One day after new Nova Scotia Premier Stephen McNeil was sworn in, he fired three deputy ministers and shuffled six others.
One of those who got the axe was Kevin McNamara, until then the country's longest serving deputy minister of health – federal, provincial or territorial. He had a mere four-and-a-half years under his belt.
Mr. McNamara is one of the most knowledgeable people in Canadian healthcare – professional and well-respected. He was not given a reason for his dismissal. And he's too classy to make a fuss.
If you want to know why there are so many sensible proposals for reforming the health system but so little concrete action, look no further for an explanation.
Mindless change for the sake of change has become the norm.
You cannot make progress – in business, in government or in the not-for-profit sector – without sound, stable management, without vision.
Yet, in the upper echelons of Canada's healthcare system – and government in general – there is constant churn.
The Public Policy Forum studied this issue a few years back and found that the average lifespan of a federal deputy minister is 19.4 months.
By contrast, National Hockey League coaches – who, the saying goes, are "hired to be fired" – have an average tenure of 32.5 months. And CEOs of FP500 corporations – which suggests they are the best managed – keep their jobs for an average of 121 months, or just over a decade.
These numbers confirm something we know anecdotally: In Canadian public policy circles, there are no well-established leaders and, hence, no real leadership.
While ministers of health have the high profile, it's deputy ministers who do the heavy lifting, who command the army of public policy people in the bureaucracy.
Health is a complex file. Conventional wisdom is that it takes about two years for a minister and/or deputy minister to really be comfortable in the job. But few actually last that long.
Does is really benefit the Canadian public to have senior policy makers who wallow in ignorance and who never have a real opportunity to implement change?
It's certainly costly. Given the current dynamic – no knowledge of the ministry apparatus and no time – ministers and their deputies have to turn to outside consultants at great expense. These consultancies, ironically, are dominated by ex-mandarins, who recycle the plans they had when they were in office.
Then the deputy and the minister are shuffled again, and the cycle begins anew. To everything there is a season, churn, churn, churn.
The longest serving minister of health is Ontario's Deb Matthews, who has held the position since October 2009. It's no coincidence that, in the last couple of years, the province has made tremendous headway in a number of areas, ranging from pricing of generic drugs through to the implementation of significant reform in primary care.

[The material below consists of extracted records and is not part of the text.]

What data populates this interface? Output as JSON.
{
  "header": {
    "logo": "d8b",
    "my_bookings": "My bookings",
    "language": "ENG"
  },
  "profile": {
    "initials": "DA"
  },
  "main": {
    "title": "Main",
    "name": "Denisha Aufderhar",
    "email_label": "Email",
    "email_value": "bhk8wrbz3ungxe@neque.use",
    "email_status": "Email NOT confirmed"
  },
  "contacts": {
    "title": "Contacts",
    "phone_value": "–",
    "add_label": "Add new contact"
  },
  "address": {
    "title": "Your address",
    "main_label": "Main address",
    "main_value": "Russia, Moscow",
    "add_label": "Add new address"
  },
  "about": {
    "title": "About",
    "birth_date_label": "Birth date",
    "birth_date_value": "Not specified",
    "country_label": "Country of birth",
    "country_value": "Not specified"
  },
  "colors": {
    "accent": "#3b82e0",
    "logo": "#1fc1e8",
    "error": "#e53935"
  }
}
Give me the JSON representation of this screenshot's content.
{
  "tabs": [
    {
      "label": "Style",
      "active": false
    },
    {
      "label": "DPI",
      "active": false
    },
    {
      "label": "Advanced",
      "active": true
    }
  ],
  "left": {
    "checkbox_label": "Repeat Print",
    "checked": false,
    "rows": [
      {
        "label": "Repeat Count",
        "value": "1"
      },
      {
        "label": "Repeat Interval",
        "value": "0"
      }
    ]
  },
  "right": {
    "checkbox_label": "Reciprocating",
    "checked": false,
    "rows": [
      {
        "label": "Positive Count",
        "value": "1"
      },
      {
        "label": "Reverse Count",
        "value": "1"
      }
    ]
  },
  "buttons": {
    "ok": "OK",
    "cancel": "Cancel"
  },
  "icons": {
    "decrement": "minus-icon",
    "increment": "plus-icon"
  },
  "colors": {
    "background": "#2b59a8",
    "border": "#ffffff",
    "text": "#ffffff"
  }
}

A minister like Ms. Matthews is constantly bombarded with demands from interest groups and individual constituents and it takes a while for anyone to be able to sort the wheat from the chaff. It also takes some time to gain confidence and build trust among deputies and their underlings.
The tendency in Canada, at least in recent years, has been for new governments to clean house when they take power, to toss out or shuffle deputy ministers.
This "to the winner go the spoils" philosophy is counter-productive. Constantly shifting senior management means there is no institutional memory, no consistency and, most of all, no vision.
Having political toadies at the helm unnecessarily politicizes the bureaucracy. It also encourages mediocrity in management: The only deputies who keep their jobs tend to the blindly partisan or the Caspar Milquetoast types.
Employees of departments and ministries of health understand this dynamic and, in turn, they quickly learn that the safest approach is to never rock the boat to stay quiet.
If ideas don't rise up and ideas don't trickle down, you get stagnation, and stagnation (read: status quo) is what we tend to have in Canadian health policy.
Governments and the ministers of health in those governments usually take power with a few ideas in mind for fixing healthcare.
So why do those promises largely go nowhere? Why does reform tend to consist of changing the names on programs and little else?
Because politicians tend to be afflicted with the delusional notion that public policy can be changed with a snap of the finger or a wave of the magic wand.
The reality is that there is – like it or not – a process. If you want to work a system, you have to know the system – in government as in business.
Seasoned senior bureaucrats know that the real secret to implementing change is having strong relationships. A modern deputy minister of health needs to be on a first-name basis with the CEOs of regional health authorities, with the leaders of provincial nursing and physician groups, and with hospital bosses.
With Ottawa having largely abdicated its role in creating a semblance of a national health system, it has fallen to provincial and territorial health ministers and their deputies to do so.
They can't do so if they come and go as if in a revolving door.
Deputy ministers need to be able to speak truth to power – to the health minister and to the premier. To do so they need tenure and stability; they need to be leaders, not caretakers.
Only then will we get meaningful change.
André Picard is The Globe's health columnist.